Il luogo che secondo lei merita di essere maggiormente rivalutato?
Credo che tutto il lago vada rivalutato, ma forse sono le vecchie ville della borghesia lombarda che andrebbero riscoperte, sia perché rappresentano il sentire di un’epoca, ovvero la fine dell’Ottocento, sia perché sono di una bellezza architettonica così rara in un paese come l’Italia, così votato allo scempio.
Poi i dintorni, i boschi, i profumi. Credo che di Orta, dei fiori, dei boschi, del sacro monte andrebbe rivalutata la dimensione olfattiva: il profumo del lago. Quell’odore che entra nelle narici e lascia un’impronta che è un po’ montagna e un po’ ricordo. Infanzia, credo sia questa la parola giusta.

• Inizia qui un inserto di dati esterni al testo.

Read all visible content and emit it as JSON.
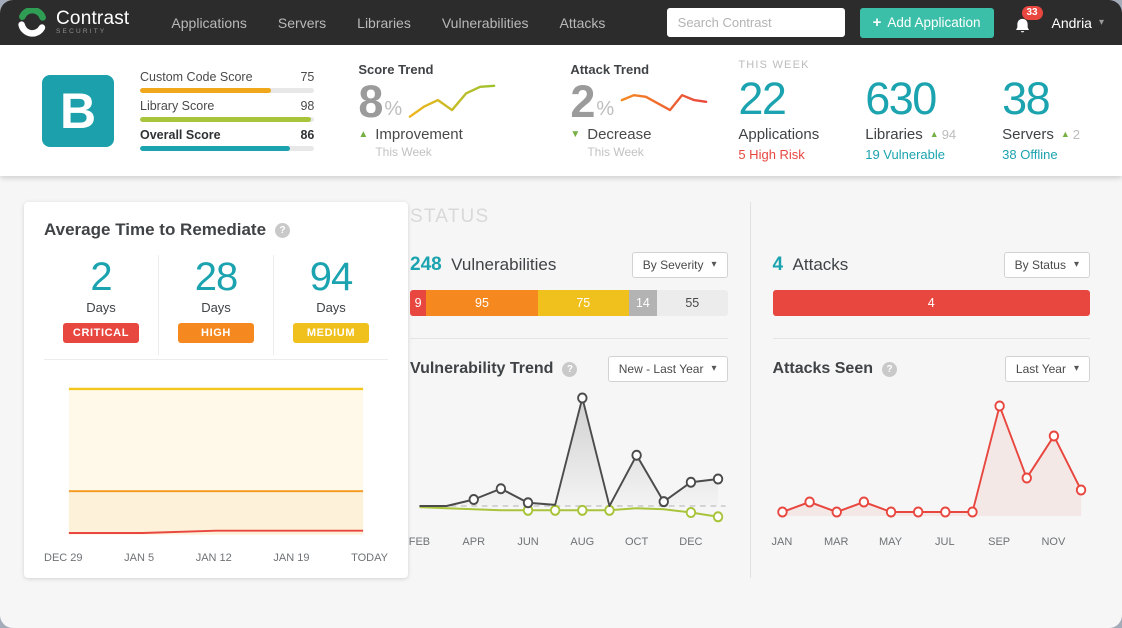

Se dovesse accompagnarmi in un tour virtuale, dove mi porterebbe?
Più che dove, direi quando. All’alba, d’estate, quando spuntano le rose dalle ville, giù al lago, lungo il sentiero che costeggia la riva. Oppure in piazza, nelle giornate terse d’inverno, quando il blu e tagliente e le montagne incombono di luce fredda e di una potenza di colore che dà i brividi, è l’immenso.
Poi nelle viuzze che circondano il paese, piccoli passaggi, antri minori, nei pomeriggi d’autunno, quando si sente il profumo delle foglie a terra e c’è una malinconia nebbiosa che ti avvolge. Allora cerchi il respiro più alto e sali al Sacro Monte o rimani lì, a guardare la torre arabeggiante, il minareto di villa Crespi. E non ti interessi della storia di questa strana costruzione, ma della leggenda, delle tante principesse ricamate intorno. Orta è comune da fiaba e da leggenda, da stretta al cuore, da binario struggente che ti lascia a una stazione che richiede lunghe discese fino al lago.

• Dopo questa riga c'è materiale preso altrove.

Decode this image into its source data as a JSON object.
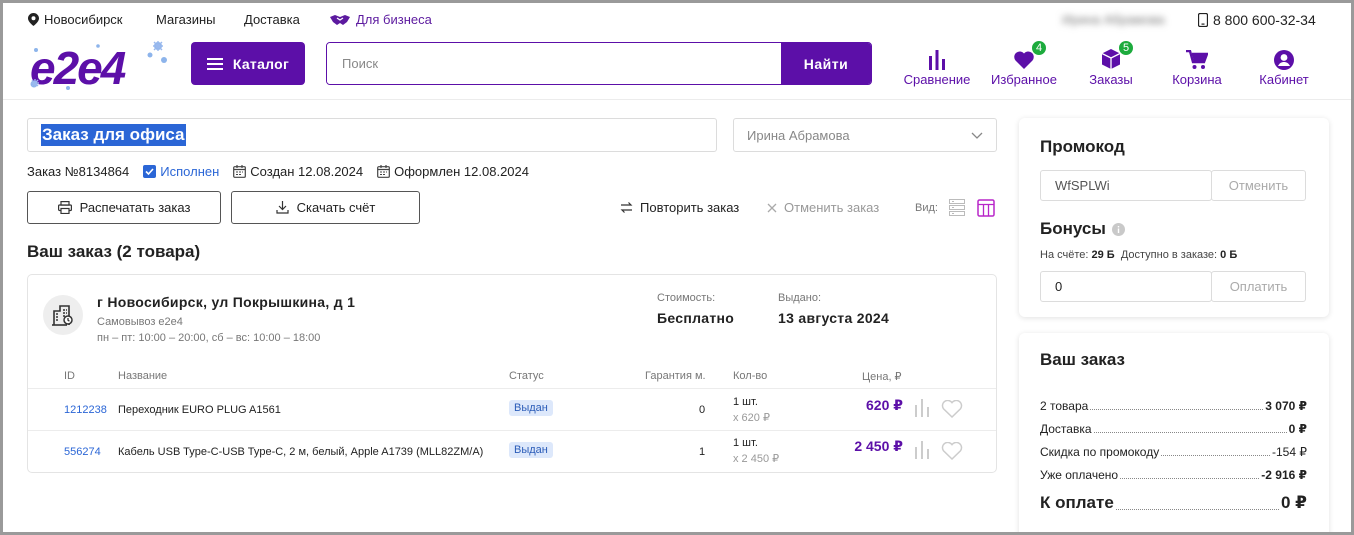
{
  "topbar": {
    "city": "Новосибирск",
    "stores": "Магазины",
    "delivery": "Доставка",
    "business": "Для бизнеса",
    "user_blur": "Ирина Абрамова",
    "phone": "8 800 600-32-34"
  },
  "header": {
    "logo": "e2e4",
    "catalog_label": "Каталог",
    "search_placeholder": "Поиск",
    "search_button": "Найти",
    "nav": [
      {
        "label": "Сравнение",
        "icon": "bar-chart-icon"
      },
      {
        "label": "Избранное",
        "icon": "heart-icon",
        "badge": "4"
      },
      {
        "label": "Заказы",
        "icon": "box-icon",
        "badge": "5"
      },
      {
        "label": "Корзина",
        "icon": "cart-icon"
      },
      {
        "label": "Кабинет",
        "icon": "user-icon"
      }
    ]
  },
  "order": {
    "title": "Заказ для офиса",
    "person": "Ирина Абрамова",
    "number": "Заказ №8134864",
    "status": "Исполнен",
    "created": "Создан 12.08.2024",
    "placed": "Оформлен 12.08.2024",
    "print_label": "Распечатать заказ",
    "download_label": "Скачать счёт",
    "repeat_label": "Повторить заказ",
    "cancel_label": "Отменить заказ",
    "view_label": "Вид:",
    "heading": "Ваш заказ (2 товара)"
  },
  "shipment": {
    "address": "г Новосибирск, ул Покрышкина, д 1",
    "type": "Самовывоз e2e4",
    "hours": "пн – пт: 10:00 – 20:00, сб – вс: 10:00 – 18:00",
    "cost_label": "Стоимость:",
    "cost_value": "Бесплатно",
    "issued_label": "Выдано:",
    "issued_value": "13 августа 2024"
  },
  "table": {
    "headers": [
      "ID",
      "Название",
      "Статус",
      "Гарантия м.",
      "Кол-во",
      "Цена, ₽"
    ],
    "rows": [
      {
        "id": "1212238",
        "name": "Переходник EURO PLUG A1561",
        "status": "Выдан",
        "warranty": "0",
        "qty": "1 шт.",
        "qty_sub": "x 620 ₽",
        "price": "620 ₽"
      },
      {
        "id": "556274",
        "name": "Кабель USB Type-C-USB Type-C, 2 м, белый, Apple A1739 (MLL82ZM/A)",
        "status": "Выдан",
        "warranty": "1",
        "qty": "1 шт.",
        "qty_sub": "x 2 450 ₽",
        "price": "2 450 ₽"
      }
    ]
  },
  "promo": {
    "title": "Промокод",
    "code": "WfSPLWi",
    "cancel": "Отменить",
    "bonus_title": "Бонусы",
    "on_account_label": "На счёте:",
    "on_account_value": "29 Б",
    "available_label": "Доступно в заказе:",
    "available_value": "0 Б",
    "bonus_input": "0",
    "pay": "Оплатить"
  },
  "summary": {
    "title": "Ваш заказ",
    "rows": [
      {
        "label": "2 товара",
        "value": "3 070 ₽"
      },
      {
        "label": "Доставка",
        "value": "0 ₽"
      },
      {
        "label": "Скидка по промокоду",
        "value": "-154 ₽"
      },
      {
        "label": "Уже оплачено",
        "value": "-2 916 ₽"
      }
    ],
    "total_label": "К оплате",
    "total_value": "0 ₽"
  },
  "colors": {
    "brand": "#5c0fa8",
    "accent_blue": "#2b66d6",
    "badge_green": "#1dab3d"
  }
}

Poi l’isola di San Giulio, un mondo a parte, da passeggiare con passo da bambino, sotto la pioggia. Poi di nuovo al sole.

Da scrittore come descriverebbe Orta San Giulio?

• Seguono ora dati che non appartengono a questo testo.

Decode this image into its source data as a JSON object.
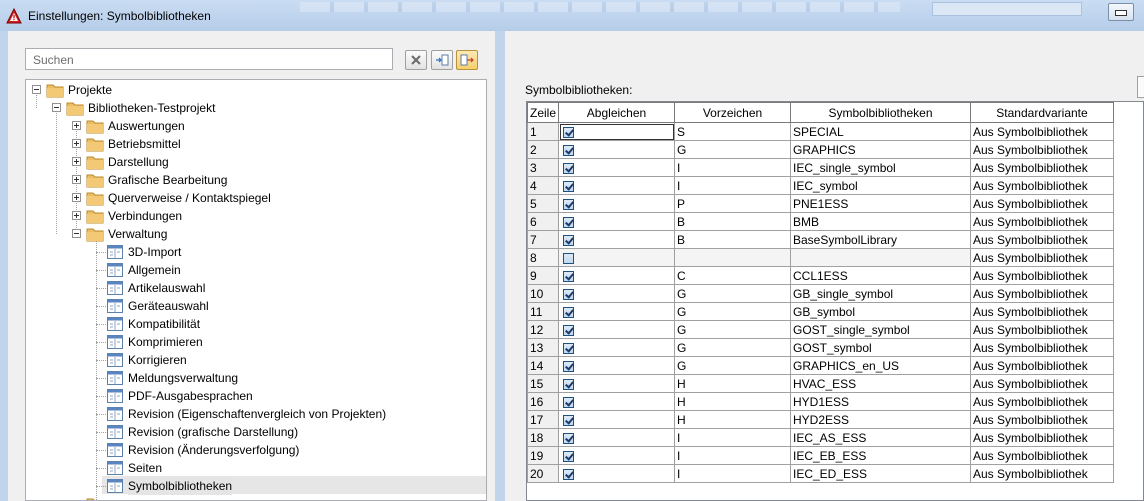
{
  "window": {
    "title": "Einstellungen: Symbolbibliotheken",
    "app_icon": "eplan-warning-icon"
  },
  "search": {
    "placeholder": "Suchen"
  },
  "toolbar": {
    "icons": [
      "clear-filter-icon",
      "collapse-icon",
      "expand-icon"
    ]
  },
  "tree": {
    "items": [
      {
        "label": "Projekte",
        "level": 0,
        "type": "folder",
        "expanded": true
      },
      {
        "label": "Bibliotheken-Testprojekt",
        "level": 1,
        "type": "folder",
        "expanded": true
      },
      {
        "label": "Auswertungen",
        "level": 2,
        "type": "folder",
        "expanded": false
      },
      {
        "label": "Betriebsmittel",
        "level": 2,
        "type": "folder",
        "expanded": false
      },
      {
        "label": "Darstellung",
        "level": 2,
        "type": "folder",
        "expanded": false
      },
      {
        "label": "Grafische Bearbeitung",
        "level": 2,
        "type": "folder",
        "expanded": false
      },
      {
        "label": "Querverweise / Kontaktspiegel",
        "level": 2,
        "type": "folder",
        "expanded": false
      },
      {
        "label": "Verbindungen",
        "level": 2,
        "type": "folder",
        "expanded": false
      },
      {
        "label": "Verwaltung",
        "level": 2,
        "type": "folder",
        "expanded": true
      },
      {
        "label": "3D-Import",
        "level": 3,
        "type": "page"
      },
      {
        "label": "Allgemein",
        "level": 3,
        "type": "page"
      },
      {
        "label": "Artikelauswahl",
        "level": 3,
        "type": "page"
      },
      {
        "label": "Geräteauswahl",
        "level": 3,
        "type": "page"
      },
      {
        "label": "Kompatibilität",
        "level": 3,
        "type": "page"
      },
      {
        "label": "Komprimieren",
        "level": 3,
        "type": "page"
      },
      {
        "label": "Korrigieren",
        "level": 3,
        "type": "page"
      },
      {
        "label": "Meldungsverwaltung",
        "level": 3,
        "type": "page"
      },
      {
        "label": "PDF-Ausgabesprachen",
        "level": 3,
        "type": "page"
      },
      {
        "label": "Revision (Eigenschaftenvergleich von Projekten)",
        "level": 3,
        "type": "page"
      },
      {
        "label": "Revision (grafische Darstellung)",
        "level": 3,
        "type": "page"
      },
      {
        "label": "Revision (Änderungsverfolgung)",
        "level": 3,
        "type": "page"
      },
      {
        "label": "Seiten",
        "level": 3,
        "type": "page"
      },
      {
        "label": "Symbolbibliotheken",
        "level": 3,
        "type": "page",
        "selected": true
      }
    ]
  },
  "main": {
    "section_label": "Symbolbibliotheken:",
    "columns": [
      "Zeile",
      "Abgleichen",
      "Vorzeichen",
      "Symbolbibliotheken",
      "Standardvariante"
    ],
    "rows": [
      {
        "zeile": "1",
        "abgleichen": true,
        "vorzeichen": "S",
        "bibliothek": "SPECIAL",
        "standard": "Aus Symbolbibliothek"
      },
      {
        "zeile": "2",
        "abgleichen": true,
        "vorzeichen": "G",
        "bibliothek": "GRAPHICS",
        "standard": "Aus Symbolbibliothek"
      },
      {
        "zeile": "3",
        "abgleichen": true,
        "vorzeichen": "I",
        "bibliothek": "IEC_single_symbol",
        "standard": "Aus Symbolbibliothek"
      },
      {
        "zeile": "4",
        "abgleichen": true,
        "vorzeichen": "I",
        "bibliothek": "IEC_symbol",
        "standard": "Aus Symbolbibliothek"
      },
      {
        "zeile": "5",
        "abgleichen": true,
        "vorzeichen": "P",
        "bibliothek": "PNE1ESS",
        "standard": "Aus Symbolbibliothek"
      },
      {
        "zeile": "6",
        "abgleichen": true,
        "vorzeichen": "B",
        "bibliothek": "BMB",
        "standard": "Aus Symbolbibliothek"
      },
      {
        "zeile": "7",
        "abgleichen": true,
        "vorzeichen": "B",
        "bibliothek": "BaseSymbolLibrary",
        "standard": "Aus Symbolbibliothek"
      },
      {
        "zeile": "8",
        "abgleichen": false,
        "vorzeichen": "",
        "bibliothek": "",
        "standard": "Aus Symbolbibliothek"
      },
      {
        "zeile": "9",
        "abgleichen": true,
        "vorzeichen": "C",
        "bibliothek": "CCL1ESS",
        "standard": "Aus Symbolbibliothek"
      },
      {
        "zeile": "10",
        "abgleichen": true,
        "vorzeichen": "G",
        "bibliothek": "GB_single_symbol",
        "standard": "Aus Symbolbibliothek"
      },
      {
        "zeile": "11",
        "abgleichen": true,
        "vorzeichen": "G",
        "bibliothek": "GB_symbol",
        "standard": "Aus Symbolbibliothek"
      },
      {
        "zeile": "12",
        "abgleichen": true,
        "vorzeichen": "G",
        "bibliothek": "GOST_single_symbol",
        "standard": "Aus Symbolbibliothek"
      },
      {
        "zeile": "13",
        "abgleichen": true,
        "vorzeichen": "G",
        "bibliothek": "GOST_symbol",
        "standard": "Aus Symbolbibliothek"
      },
      {
        "zeile": "14",
        "abgleichen": true,
        "vorzeichen": "G",
        "bibliothek": "GRAPHICS_en_US",
        "standard": "Aus Symbolbibliothek"
      },
      {
        "zeile": "15",
        "abgleichen": true,
        "vorzeichen": "H",
        "bibliothek": "HVAC_ESS",
        "standard": "Aus Symbolbibliothek"
      },
      {
        "zeile": "16",
        "abgleichen": true,
        "vorzeichen": "H",
        "bibliothek": "HYD1ESS",
        "standard": "Aus Symbolbibliothek"
      },
      {
        "zeile": "17",
        "abgleichen": true,
        "vorzeichen": "H",
        "bibliothek": "HYD2ESS",
        "standard": "Aus Symbolbibliothek"
      },
      {
        "zeile": "18",
        "abgleichen": true,
        "vorzeichen": "I",
        "bibliothek": "IEC_AS_ESS",
        "standard": "Aus Symbolbibliothek"
      },
      {
        "zeile": "19",
        "abgleichen": true,
        "vorzeichen": "I",
        "bibliothek": "IEC_EB_ESS",
        "standard": "Aus Symbolbibliothek"
      },
      {
        "zeile": "20",
        "abgleichen": true,
        "vorzeichen": "I",
        "bibliothek": "IEC_ED_ESS",
        "standard": "Aus Symbolbibliothek"
      }
    ]
  },
  "colors": {
    "folder": "#e9b65a",
    "selection": "#e6e6e6",
    "accent": "#c1d4ec"
  }
}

Orta è un soffio, a volte gelido invernale, a volte caldo. Un pulsare di nostalgia. Anche per chi la vede la prima volta. Un luogo dell’anima, per anime in pena e per anime salve. Il luogo ideale per passeggiare senza avere nulla da fare e senza stancarsi mai di farlo. Ogni angolo è uno scorcio inatteso, un salice che si affaccia sul lago, la piccola darsena di una casa rivierasca, lo scalmo di una barca a remi che scopri antico con la coda dell’occhio, l’architettura del tempo e le finestre degli abbaini, i camini, il fumo, la musica di un violino che ti rapisce. Tu vuoi tornare indietro e invece sali, fino alle chiesa di Santa Maria Assunta, poi ti volti e il lago è un tuffo al cuore; tu sei vivo e lo sarai per sempre.

Cosa c’è di questo paese e delle sue origini nel suo libro?
Il mio primo romanzo è ambientato da queste parti, poco lontano, a Gozzano. Dentro però c’è un nome, Giulio, il padre del protagonista, e una malinconia che a volte è compagna persino piacevole. Ecco, credo che lo stesso sentire, direi “lacustre”, lo stesso amare il tempo ovattato, sia presente anche nel mio ultimo romanzo “Umberto Dei”. Dei luoghi che ho attraversato, Orta e il suo lago hanno un posto speciale, come una tasca cucita, nascosta, dove sono riposte le tue cose preziose.

Cosa ha di tipico il paese?
Credo che la cosa più tipica sia la scrittura. Certo si possono comprare salumi come la mortadella locale, i buoni formaggi della zona o della vicina Valsesia e mangiare piatti tradizionali del lago, passare serate davanti a polenta fumante, funghi porcini, tapulon (che è piatto di carne d’asino della non lontana Borgomanero), vini del Novarese, in particolare l’ottimo Ghemme.
Ma se di un posto si vuole portare a casa l’espressione più alta, qui non è nell’artigianato alimentare o in qualche produzione locale, ma nell’artigianato della parola: la bravissima Laura Pariani, Gianni Rodari, Mario Soldati, scrittori locali o di elezione che leggendoli ti portano il sentire del tempo, del tempo trascorso qui.